The full list is revealed.
Sarah Cascone ShareShare This Article
This year, the State Department’s Art in Embassies (AIE) program will honor seven artists with its Medal of Arts: Julie Mehretu, Maya Lin, Xu Bing, Mark Bradford, Kehinde Wiley, Pedro Reyes, and Sam Gilliam.
Of the seven recipients, the 81-year-old Gilliam (recently featured in Blake Gopnik’s daily pic; see Sam Gilliam, Cut from Feminist Cloth) has been singled out with AIE’s first lifetime achievement award. His work most recently appeared at the Rabat embassy in Morocco, in a temporary exhibition, but has also graced embassy walls in Lima; Kingston, Jamaica; and Bamako, Mali, in the past decade. Though Gilliam may be the most prolific of the lot, all seven artists are veterans of AIE program, which brings artwork to over 200 American consulates and embassies around the world as part of the State Departments efforts to promote cultural diplomacy.

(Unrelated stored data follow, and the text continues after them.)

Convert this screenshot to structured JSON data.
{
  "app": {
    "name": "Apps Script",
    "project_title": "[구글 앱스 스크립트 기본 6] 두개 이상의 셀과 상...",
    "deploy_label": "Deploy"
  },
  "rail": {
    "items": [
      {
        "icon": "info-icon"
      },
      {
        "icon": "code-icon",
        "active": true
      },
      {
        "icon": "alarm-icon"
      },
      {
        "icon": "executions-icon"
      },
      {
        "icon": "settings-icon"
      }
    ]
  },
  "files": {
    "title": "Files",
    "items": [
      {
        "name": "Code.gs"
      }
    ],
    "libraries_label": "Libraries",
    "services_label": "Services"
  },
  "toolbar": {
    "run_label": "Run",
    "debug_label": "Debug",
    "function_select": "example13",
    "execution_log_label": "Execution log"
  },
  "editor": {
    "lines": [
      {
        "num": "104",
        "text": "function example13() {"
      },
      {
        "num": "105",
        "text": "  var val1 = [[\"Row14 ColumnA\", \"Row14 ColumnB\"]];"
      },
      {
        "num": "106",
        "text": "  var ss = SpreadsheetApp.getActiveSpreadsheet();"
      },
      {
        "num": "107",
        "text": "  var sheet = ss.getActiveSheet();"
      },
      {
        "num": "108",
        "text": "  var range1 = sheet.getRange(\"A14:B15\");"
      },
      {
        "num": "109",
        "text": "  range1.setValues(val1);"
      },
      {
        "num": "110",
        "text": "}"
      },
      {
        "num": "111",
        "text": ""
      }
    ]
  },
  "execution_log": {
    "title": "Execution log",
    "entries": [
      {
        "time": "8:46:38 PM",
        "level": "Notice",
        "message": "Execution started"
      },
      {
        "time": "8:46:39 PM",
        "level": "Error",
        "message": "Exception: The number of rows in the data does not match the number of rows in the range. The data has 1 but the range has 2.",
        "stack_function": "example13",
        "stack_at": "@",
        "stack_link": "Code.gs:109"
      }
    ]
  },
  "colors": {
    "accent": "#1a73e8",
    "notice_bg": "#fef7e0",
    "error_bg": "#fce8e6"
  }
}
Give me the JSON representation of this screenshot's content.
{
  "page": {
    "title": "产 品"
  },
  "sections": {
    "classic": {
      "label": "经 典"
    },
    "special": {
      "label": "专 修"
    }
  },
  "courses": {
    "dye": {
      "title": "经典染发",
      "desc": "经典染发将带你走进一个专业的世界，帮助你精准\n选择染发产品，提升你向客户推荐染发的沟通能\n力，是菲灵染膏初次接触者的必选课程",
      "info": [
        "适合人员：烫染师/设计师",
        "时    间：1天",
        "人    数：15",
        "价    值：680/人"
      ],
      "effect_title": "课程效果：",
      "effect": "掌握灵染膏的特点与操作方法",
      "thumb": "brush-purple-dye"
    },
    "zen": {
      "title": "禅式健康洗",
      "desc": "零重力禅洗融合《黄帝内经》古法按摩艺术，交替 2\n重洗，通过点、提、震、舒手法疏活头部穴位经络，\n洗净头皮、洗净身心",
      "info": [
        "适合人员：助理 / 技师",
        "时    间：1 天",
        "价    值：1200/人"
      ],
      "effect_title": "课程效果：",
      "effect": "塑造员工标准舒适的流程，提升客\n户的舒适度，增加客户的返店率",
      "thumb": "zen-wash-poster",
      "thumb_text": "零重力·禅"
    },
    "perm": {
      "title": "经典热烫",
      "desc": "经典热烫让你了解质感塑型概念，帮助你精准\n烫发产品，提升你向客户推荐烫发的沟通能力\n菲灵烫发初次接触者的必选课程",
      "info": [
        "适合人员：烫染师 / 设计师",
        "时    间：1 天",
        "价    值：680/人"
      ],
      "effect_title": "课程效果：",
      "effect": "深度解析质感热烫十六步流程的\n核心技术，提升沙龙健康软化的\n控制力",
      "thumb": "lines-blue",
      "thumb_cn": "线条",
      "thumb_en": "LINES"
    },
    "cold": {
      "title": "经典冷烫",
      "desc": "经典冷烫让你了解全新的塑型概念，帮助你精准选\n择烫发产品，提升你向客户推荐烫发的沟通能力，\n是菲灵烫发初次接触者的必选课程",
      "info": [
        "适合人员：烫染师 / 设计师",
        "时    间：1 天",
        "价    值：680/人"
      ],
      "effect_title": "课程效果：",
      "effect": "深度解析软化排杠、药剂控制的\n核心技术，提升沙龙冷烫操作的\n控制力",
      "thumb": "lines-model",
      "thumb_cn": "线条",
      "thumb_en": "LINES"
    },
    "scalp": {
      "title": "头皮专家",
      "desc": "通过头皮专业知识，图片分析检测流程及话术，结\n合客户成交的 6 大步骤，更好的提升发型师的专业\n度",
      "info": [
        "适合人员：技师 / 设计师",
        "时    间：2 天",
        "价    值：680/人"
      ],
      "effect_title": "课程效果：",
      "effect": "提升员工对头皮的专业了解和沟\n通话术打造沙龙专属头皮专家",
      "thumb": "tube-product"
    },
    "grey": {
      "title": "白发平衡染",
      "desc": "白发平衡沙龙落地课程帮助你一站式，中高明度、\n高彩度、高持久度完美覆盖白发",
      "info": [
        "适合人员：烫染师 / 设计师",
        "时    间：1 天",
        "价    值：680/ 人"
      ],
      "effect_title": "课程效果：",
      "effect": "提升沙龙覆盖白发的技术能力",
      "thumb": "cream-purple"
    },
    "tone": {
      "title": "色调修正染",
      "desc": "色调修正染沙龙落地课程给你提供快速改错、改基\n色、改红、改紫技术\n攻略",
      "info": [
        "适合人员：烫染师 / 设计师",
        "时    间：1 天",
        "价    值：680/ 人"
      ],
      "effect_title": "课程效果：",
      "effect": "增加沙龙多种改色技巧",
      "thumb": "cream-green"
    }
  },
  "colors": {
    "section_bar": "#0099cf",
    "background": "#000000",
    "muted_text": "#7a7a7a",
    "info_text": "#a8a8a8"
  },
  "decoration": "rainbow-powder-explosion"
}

News of Wiley’s selection for the honor broke first, when his Los Angeles gallery, Roberts & Tilton, sent out a press release afternoon (see John Kerry Will Present the State Department Medal of Arts to Kehinde Wiley). His involvement with AIE dates back to 2007, and has seen his signature paintings of young African Americans, which offer a modern-day take on Old Master portraiture, exhibited on three continents.
Mark Bradford
Yesterday, Hauser & Wirth made a similar announcement about Bradford, one of the best-selling West Coast artists working today (see Mark Bradford Gets State Department Medal of Arts and artnet News’s Top 10 Most Expensive Living West Coast Artists). According to the US State Department website, his work “transforms materials scavenged from the street into wall-sized collages and installations that respond to the impromptu networks—underground economies, migrant communities, or popular appropriation of abandoned public space—that emerge within a city.” Through AIE, Bradford has displayed art in Stockholm in 2009, and in Berlin in 2014.
Other AIE projects from the new Medal of Arts recipients include Reyes’s The Ear, a powder-coated steel armature permanently installed at the Tijuana consulate as part of an exchange program between the Mexican artist and students at the San Francisco Art Institute; Lin’s 2012 participation in the AIE American Artist Lecture Series at London’s Tate Modern; and two separate 2008 Beijing installations of Xu’s Monkey’s Grasping for the Moon, a 96-foot-long hanging word puzzle crafted from Baltic birch.
Secretary of State John Kerry will bestow the medals on the artists at a ceremony held in Washington, DC, on January 21.